The number of online fraud crimes jumped nearly a quarter for the year to March, with 37,070 reported to the City of London's national Action Fraud reporting centre, which is the central point for reporting this kind of crime in Britain.
Each police force in the country recorded a £19m loss to businesses in their area, on average.
Mandate fraud – when a criminal manages to get a victim to change regular payments such as direct debits or standing orders so the money goes to them – experienced the biggest jump of 66 per cent.
Other methods on the rise include duping a victim into transferring money to a senior executive and extortion via ransomware. A separate report last week identified that businesses are stockpiling digital currencies to pay off such ransoms.
Fraud by company employees was also common, highlighting the risk internally as well as externally, according to the figures from Action Fraud and Get Safe Online, the campaign organisation between the National Crime Agency, Ofcom, government agencies and private companies.
Hacking was the most widely reported crime with more than 1,000 cases in the past year, while incidents of cheque, card and online banking fraud fell by 21 per cent.
“Businesses are a major target for fraudsters and these figures illustrate the significant rise in Action Fraud reports," said City of London Police commander Chris Greany.
“The true figure will be much higher and businesses need to take steps as many of these crimes could be prevented," he warned.

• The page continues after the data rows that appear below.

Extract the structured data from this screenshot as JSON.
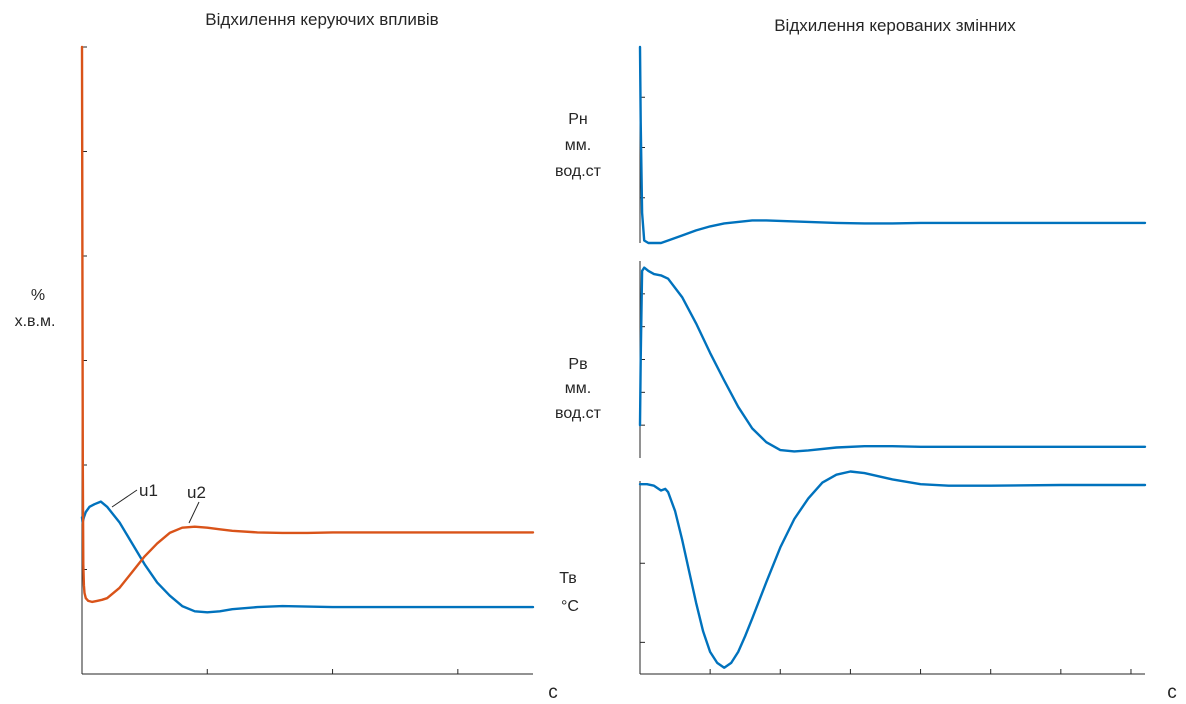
{
  "colors": {
    "blue": "#0072BD",
    "orange": "#D95319",
    "axis": "#262626"
  },
  "chart_data": [
    {
      "type": "line",
      "title": "Відхилення керуючих впливів",
      "ylabel": [
        "%",
        "х.в.м."
      ],
      "xunit": "с",
      "xlim": [
        0,
        3600
      ],
      "ylim": [
        -12,
        0
      ],
      "xticks": [
        "0",
        "1000",
        "2000",
        "3000"
      ],
      "yticks": [
        "0",
        "-2",
        "-4",
        "-6",
        "-8",
        "-10",
        "-12"
      ],
      "series": [
        {
          "name": "u1",
          "color": "#0072BD",
          "x": [
            0,
            5,
            15,
            30,
            60,
            100,
            150,
            200,
            300,
            400,
            500,
            600,
            700,
            800,
            900,
            1000,
            1100,
            1200,
            1400,
            1600,
            1800,
            2000,
            2500,
            3000,
            3600
          ],
          "y": [
            -9.0,
            -9.1,
            -9.0,
            -8.9,
            -8.8,
            -8.75,
            -8.7,
            -8.8,
            -9.1,
            -9.5,
            -9.9,
            -10.25,
            -10.5,
            -10.7,
            -10.8,
            -10.82,
            -10.8,
            -10.76,
            -10.72,
            -10.7,
            -10.71,
            -10.72,
            -10.72,
            -10.72,
            -10.72
          ]
        },
        {
          "name": "u2",
          "color": "#D95319",
          "x": [
            0,
            3,
            6,
            10,
            15,
            20,
            30,
            50,
            80,
            120,
            160,
            200,
            300,
            400,
            500,
            600,
            700,
            800,
            900,
            1000,
            1100,
            1200,
            1400,
            1600,
            1800,
            2000,
            2500,
            3000,
            3600
          ],
          "y": [
            0,
            -4,
            -8,
            -9.9,
            -10.3,
            -10.45,
            -10.55,
            -10.6,
            -10.62,
            -10.6,
            -10.58,
            -10.55,
            -10.35,
            -10.05,
            -9.75,
            -9.5,
            -9.3,
            -9.2,
            -9.18,
            -9.2,
            -9.23,
            -9.26,
            -9.29,
            -9.3,
            -9.3,
            -9.29,
            -9.29,
            -9.29,
            -9.29
          ]
        }
      ],
      "annotations": [
        "u1",
        "u2"
      ]
    },
    {
      "type": "line",
      "title": "Відхилення керованих змінних",
      "xunit": "с",
      "xlim": [
        0,
        3600
      ],
      "xticks": [
        "0",
        "500",
        "1000",
        "1500",
        "2000",
        "2500",
        "3000",
        "3500"
      ],
      "subplots": [
        {
          "ylabel": [
            "Pн",
            "мм.",
            "вод.ст"
          ],
          "ylim": [
            -3.9,
            0
          ],
          "yticks": [
            "-1",
            "-2",
            "-3"
          ],
          "series": [
            {
              "color": "#0072BD",
              "x": [
                0,
                5,
                15,
                30,
                60,
                100,
                150,
                200,
                300,
                400,
                500,
                600,
                700,
                800,
                900,
                1000,
                1200,
                1400,
                1600,
                1800,
                2000,
                2500,
                3000,
                3600
              ],
              "y": [
                0,
                -1.5,
                -3.3,
                -3.85,
                -3.9,
                -3.9,
                -3.9,
                -3.85,
                -3.75,
                -3.65,
                -3.57,
                -3.51,
                -3.48,
                -3.45,
                -3.45,
                -3.46,
                -3.48,
                -3.5,
                -3.51,
                -3.51,
                -3.5,
                -3.5,
                -3.5,
                -3.5
              ]
            }
          ]
        },
        {
          "ylabel": [
            "Pв",
            "мм.",
            "вод.ст"
          ],
          "ylim": [
            -5,
            25
          ],
          "yticks": [
            "0",
            "5",
            "10",
            "15",
            "20"
          ],
          "series": [
            {
              "color": "#0072BD",
              "x": [
                0,
                5,
                15,
                30,
                60,
                100,
                150,
                200,
                300,
                400,
                500,
                600,
                700,
                800,
                900,
                1000,
                1100,
                1200,
                1400,
                1600,
                1800,
                2000,
                2500,
                3000,
                3600
              ],
              "y": [
                0,
                10,
                23.5,
                24,
                23.5,
                23.0,
                22.8,
                22.3,
                19.5,
                15.5,
                11,
                6.8,
                2.8,
                -0.5,
                -2.6,
                -3.8,
                -4.0,
                -3.85,
                -3.4,
                -3.2,
                -3.2,
                -3.3,
                -3.3,
                -3.3,
                -3.3
              ]
            }
          ]
        },
        {
          "ylabel": [
            "Тв",
            "°С"
          ],
          "ylim": [
            -0.12,
            0.002
          ],
          "yticks": [
            "-0.05",
            "-0.1"
          ],
          "series": [
            {
              "color": "#0072BD",
              "x": [
                0,
                50,
                100,
                150,
                180,
                200,
                250,
                300,
                350,
                400,
                450,
                500,
                550,
                600,
                650,
                700,
                750,
                800,
                900,
                1000,
                1100,
                1200,
                1300,
                1400,
                1500,
                1600,
                1800,
                2000,
                2200,
                2500,
                3000,
                3600
              ],
              "y": [
                0,
                0,
                -0.001,
                -0.004,
                -0.003,
                -0.005,
                -0.017,
                -0.035,
                -0.055,
                -0.075,
                -0.093,
                -0.106,
                -0.113,
                -0.116,
                -0.113,
                -0.106,
                -0.096,
                -0.085,
                -0.062,
                -0.04,
                -0.022,
                -0.009,
                0.001,
                0.006,
                0.008,
                0.007,
                0.003,
                0.0,
                -0.001,
                -0.001,
                -0.0005,
                -0.0005
              ]
            }
          ]
        }
      ]
    }
  ]
}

Chief executive of Get Safe Online Tony Neate, said: "To tackle this issue head on, businesses need to review their own skills and knowledge, determine if they need outside help, and then create measures to prevent, detect and respond to potential security threats. It’s all about education, and staff must be aware of this plan and trained where necessary."
The Metropolitan Police covering crime in London received the highest number of online fraud reports of any force in the UK – 5,742 – and also reported the highest costs involved – £240m.